My eldest is two so we have a few more years before we get started, but the past two years has flown so I am realising that we will be there before we know it.
I really enjoyed this series. Lots of food for thought and conversation starters with my husband. Thank you!
Google Reader. Sigh. Oh, how I miss it! I can’t believe you ended back up here after all these years! That is really neat. 🙂 And no, I wasn’t writing about CM back in 2006. I was *reading* her, I believe, but not writing. At that point, all I had figured out was that I should go outside more. 🙂
Yes, me too, I haven’t found anything quite like Google Reader except for email subscriptions. In those days I was single and carefree, now happily married and mothering a toddler and a newborn… And yes, we should be going outside more!! 🙂
Thanks Brandy, I have read these 31 days slowly over time and have started recommending particular posts to friends when they are panicking. Appreciate your hard work and your mentoring!

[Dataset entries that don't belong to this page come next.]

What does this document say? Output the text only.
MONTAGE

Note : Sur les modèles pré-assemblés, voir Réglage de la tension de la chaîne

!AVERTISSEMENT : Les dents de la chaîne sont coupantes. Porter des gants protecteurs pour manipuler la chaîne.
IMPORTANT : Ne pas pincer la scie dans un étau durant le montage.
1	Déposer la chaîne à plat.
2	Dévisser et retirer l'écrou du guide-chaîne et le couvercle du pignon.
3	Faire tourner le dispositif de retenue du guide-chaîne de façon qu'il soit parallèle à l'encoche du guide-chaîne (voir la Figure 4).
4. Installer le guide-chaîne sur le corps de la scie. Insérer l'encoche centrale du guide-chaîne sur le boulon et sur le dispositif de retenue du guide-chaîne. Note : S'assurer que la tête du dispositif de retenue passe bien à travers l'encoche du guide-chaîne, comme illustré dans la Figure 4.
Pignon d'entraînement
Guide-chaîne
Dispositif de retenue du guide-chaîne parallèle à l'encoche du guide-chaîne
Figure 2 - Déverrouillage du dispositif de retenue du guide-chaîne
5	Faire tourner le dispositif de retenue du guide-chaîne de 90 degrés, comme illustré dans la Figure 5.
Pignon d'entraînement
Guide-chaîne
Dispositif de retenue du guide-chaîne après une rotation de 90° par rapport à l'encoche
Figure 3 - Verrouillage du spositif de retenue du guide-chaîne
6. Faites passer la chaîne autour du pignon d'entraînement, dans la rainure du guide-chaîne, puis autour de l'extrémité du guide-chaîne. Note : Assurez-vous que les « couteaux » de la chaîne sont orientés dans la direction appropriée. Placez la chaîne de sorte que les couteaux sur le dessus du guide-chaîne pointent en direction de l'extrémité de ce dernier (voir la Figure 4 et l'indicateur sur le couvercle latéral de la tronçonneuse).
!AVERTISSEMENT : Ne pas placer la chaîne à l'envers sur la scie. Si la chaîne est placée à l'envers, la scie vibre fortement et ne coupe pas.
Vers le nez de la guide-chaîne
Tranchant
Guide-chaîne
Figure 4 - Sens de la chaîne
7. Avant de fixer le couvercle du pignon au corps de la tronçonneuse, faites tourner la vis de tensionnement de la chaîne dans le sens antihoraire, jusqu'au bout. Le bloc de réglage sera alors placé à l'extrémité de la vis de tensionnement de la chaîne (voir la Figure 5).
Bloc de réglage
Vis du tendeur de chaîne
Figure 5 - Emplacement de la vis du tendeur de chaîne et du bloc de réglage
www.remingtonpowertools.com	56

What a great series! As a newbie to CM, I appreciate all the hard work you did to prepare the resource list and give so much information 🙂
Thanks, Cindy! I’m glad it was helpful. 🙂
Thank you so much for doing this series. I will be coming back to it many times, I’m sure.
Hi. Thanks so much for sweet comments. Congrats on finishing your 31 days series. I tried once and ran out of steam half way through. Happy weekend! I look forward to reading more here!
This was a magnificent series, Brandy, which covered so many incredible topics. It was neat to get a taste for your guest bloggers, too, and I appreciate their contributions greatly. The worst part about this series ending? How much time you’ll need to recover before you get back online so I can read more of your great thoughts. Thank you!
Thank you for the link!
Wonderful series! Thank you for the thoughtful posts and the resources here at the end. Such wealth!
My relationship with Charlotte Mason started almost 4 years ago when we had our first child and now that we are closer to educational formalities, well, my feet are to the fire! There is pressure to begin school at such an early age (at least where we live) and I have found this series to be helpful when looking at the bigger educational picture. Lots of food for thought!
Oh, a new book (The Living Page) -yay! I really like For the Children’s Sake, too. I reread it earlier this year, while pregnant and exhausted. 🙂
It’s been lovely! As a reader, I’m sorry to see it go!
Thank you for this series, Brandy–and for all these wonderful links!